Кук был сыном кадрового офицера, он вращался в обществе и не испытывал такого благоговейного страха, как те, кто сидел вокруг него. Почему-то они продолжали слушать как он задирал и дразнил их, хотя был моложе всех.
Он заметил, что я одобряю его поведение, и лихо, бесцеремонно мне подмигнул. У меня сразу поднялось настроение – приятно было видеть эту непринужденность, это проявление товарищества.
Не он был виноват в том, что за последнее время я редко с ним виделся. Он часто приглашал нас с Шейлой пойти куда-нибудь, и я отказывался только ради нее. Теперь он снова выказывал чувство товарищества. Через стол он громко спросил у меня, знаю ли я Дэвидсонов, Остина Дэвидсона.
Это был своеобразный символ союзничества, перекинутый через головы почтенных дельцов. Дэвидсон был знатоком искусства, представителем одной из династий ученых, в юности связанный с цветом Блумсбери. Нет, ответил я, я слышал о нем, но с ним не знаком. Мне припомнилось, как несколько лет назад мы, бывало, смеялись над этими людьми: они утрировали понятие прекрасного до такой степени, что оно становилось вульгарным; с высокомерным пренебрежением они осуждали честолюбие в других и спешили, словно имея на это неотъемлемое право, занять все свободные места под солнцем. Это был смех молодых людей, находившихся за пределами недоступного круга. Теперь это не имело значения: Дэвидсон на нынешнем обеде был бы союзником, как и Гилберт, бравировавший его именем.

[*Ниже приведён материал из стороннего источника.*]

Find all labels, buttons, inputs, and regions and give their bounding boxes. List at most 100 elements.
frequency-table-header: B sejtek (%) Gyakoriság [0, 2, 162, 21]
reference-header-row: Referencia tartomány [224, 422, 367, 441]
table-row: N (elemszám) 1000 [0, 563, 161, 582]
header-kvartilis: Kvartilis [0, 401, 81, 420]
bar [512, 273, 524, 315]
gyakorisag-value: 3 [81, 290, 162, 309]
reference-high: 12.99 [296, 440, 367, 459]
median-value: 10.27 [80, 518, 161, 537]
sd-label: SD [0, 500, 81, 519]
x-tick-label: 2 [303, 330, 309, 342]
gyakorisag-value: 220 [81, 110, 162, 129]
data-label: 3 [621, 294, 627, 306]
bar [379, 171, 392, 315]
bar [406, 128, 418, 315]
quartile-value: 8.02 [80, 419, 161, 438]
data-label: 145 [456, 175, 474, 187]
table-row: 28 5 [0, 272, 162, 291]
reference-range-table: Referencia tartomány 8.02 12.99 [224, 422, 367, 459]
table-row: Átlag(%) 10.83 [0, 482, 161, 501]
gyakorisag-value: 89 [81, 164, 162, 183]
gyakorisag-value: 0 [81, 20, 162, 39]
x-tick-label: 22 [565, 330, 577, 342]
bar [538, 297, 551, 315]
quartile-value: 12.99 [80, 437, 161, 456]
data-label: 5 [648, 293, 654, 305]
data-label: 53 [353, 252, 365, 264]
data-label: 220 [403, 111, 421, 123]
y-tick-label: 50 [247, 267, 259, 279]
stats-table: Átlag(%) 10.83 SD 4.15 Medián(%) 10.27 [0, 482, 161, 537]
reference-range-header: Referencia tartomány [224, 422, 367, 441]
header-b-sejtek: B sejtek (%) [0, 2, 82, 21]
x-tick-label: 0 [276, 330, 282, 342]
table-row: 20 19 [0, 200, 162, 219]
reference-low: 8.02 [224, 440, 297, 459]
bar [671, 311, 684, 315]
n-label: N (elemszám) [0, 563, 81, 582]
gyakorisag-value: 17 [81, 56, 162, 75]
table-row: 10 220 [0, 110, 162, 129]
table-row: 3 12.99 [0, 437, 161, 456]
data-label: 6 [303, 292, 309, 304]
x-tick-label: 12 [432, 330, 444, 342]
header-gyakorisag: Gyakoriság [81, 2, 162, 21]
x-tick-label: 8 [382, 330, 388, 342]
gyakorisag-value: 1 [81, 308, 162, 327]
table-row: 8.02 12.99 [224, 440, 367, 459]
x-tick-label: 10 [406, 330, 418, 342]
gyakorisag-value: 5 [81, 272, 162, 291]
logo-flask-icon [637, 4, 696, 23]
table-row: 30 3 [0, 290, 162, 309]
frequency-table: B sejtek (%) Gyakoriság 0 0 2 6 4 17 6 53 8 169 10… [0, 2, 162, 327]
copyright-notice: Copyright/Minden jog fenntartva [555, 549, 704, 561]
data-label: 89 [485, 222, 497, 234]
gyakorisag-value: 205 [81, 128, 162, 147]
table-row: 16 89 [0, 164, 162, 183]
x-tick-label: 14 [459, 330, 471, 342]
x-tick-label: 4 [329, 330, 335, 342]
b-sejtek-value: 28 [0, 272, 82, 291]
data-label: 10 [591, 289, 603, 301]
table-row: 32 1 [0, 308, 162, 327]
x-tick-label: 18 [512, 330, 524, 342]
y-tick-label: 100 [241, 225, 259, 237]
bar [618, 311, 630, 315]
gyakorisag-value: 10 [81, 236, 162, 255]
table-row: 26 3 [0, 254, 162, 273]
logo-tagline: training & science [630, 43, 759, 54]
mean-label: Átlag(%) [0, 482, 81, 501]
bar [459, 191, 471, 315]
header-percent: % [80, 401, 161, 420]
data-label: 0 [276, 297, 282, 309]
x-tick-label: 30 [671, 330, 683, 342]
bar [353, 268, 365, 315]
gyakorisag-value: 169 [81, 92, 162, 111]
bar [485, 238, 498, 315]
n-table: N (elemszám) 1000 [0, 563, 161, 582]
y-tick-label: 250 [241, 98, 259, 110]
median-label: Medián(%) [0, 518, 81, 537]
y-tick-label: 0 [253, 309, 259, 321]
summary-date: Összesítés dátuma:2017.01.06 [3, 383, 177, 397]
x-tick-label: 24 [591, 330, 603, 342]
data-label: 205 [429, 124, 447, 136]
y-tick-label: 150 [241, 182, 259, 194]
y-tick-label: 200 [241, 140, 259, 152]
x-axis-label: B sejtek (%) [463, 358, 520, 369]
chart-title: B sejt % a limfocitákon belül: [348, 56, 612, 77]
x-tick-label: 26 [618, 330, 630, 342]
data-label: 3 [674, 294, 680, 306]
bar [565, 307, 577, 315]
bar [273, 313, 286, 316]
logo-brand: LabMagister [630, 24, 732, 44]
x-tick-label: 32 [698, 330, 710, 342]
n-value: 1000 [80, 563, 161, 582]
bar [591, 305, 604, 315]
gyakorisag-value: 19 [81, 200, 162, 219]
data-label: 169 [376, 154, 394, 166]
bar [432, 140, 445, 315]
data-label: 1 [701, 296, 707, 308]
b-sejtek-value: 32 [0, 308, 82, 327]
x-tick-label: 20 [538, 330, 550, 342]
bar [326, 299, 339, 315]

Гилберт повез меня домой. Я выпил достаточно, чтобы стать разговорчивым, и настроение у меня все еще оставалось отличным. За обедом мы оба разозлились и теперь могли поговорить откровенно. Гилберта не так тревожило будущее, как меня, но он был еще более разъярен. Его боевой дух пришелся мне по душе, и впервые за долгое время я ощутил бодрость и уверенность.
С таким настроением я вошел в спальню; Шейла лежала и читала при свете ночника, как и в тот вечер, когда мы поссорились из-за Робинсона. Только на этот раз комната была погружена во мрак, и я видел лишь ночник, одну сторону ее лица, обнаженную руку и край рукава ночной сорочки.
Я сел на свою кровать и начал было рассказывать ей про обед, как вдруг почувствовал, что меня непреодолимо влечет к ней.
Она, видно, поняла это по моему голосу, приподнялась на локте и взглянула мне прямо в глаза.
– Ах, вот оно что? – сказала она безразлично, но не враждебно, стараясь быть ласковой.
На ее постели, когда уже было слишком поздно размышлять, я видел перед собой ее лицо и глубокую морщину между глаз, подчеркнутую светом ночника; лицо было утомленное и печальное.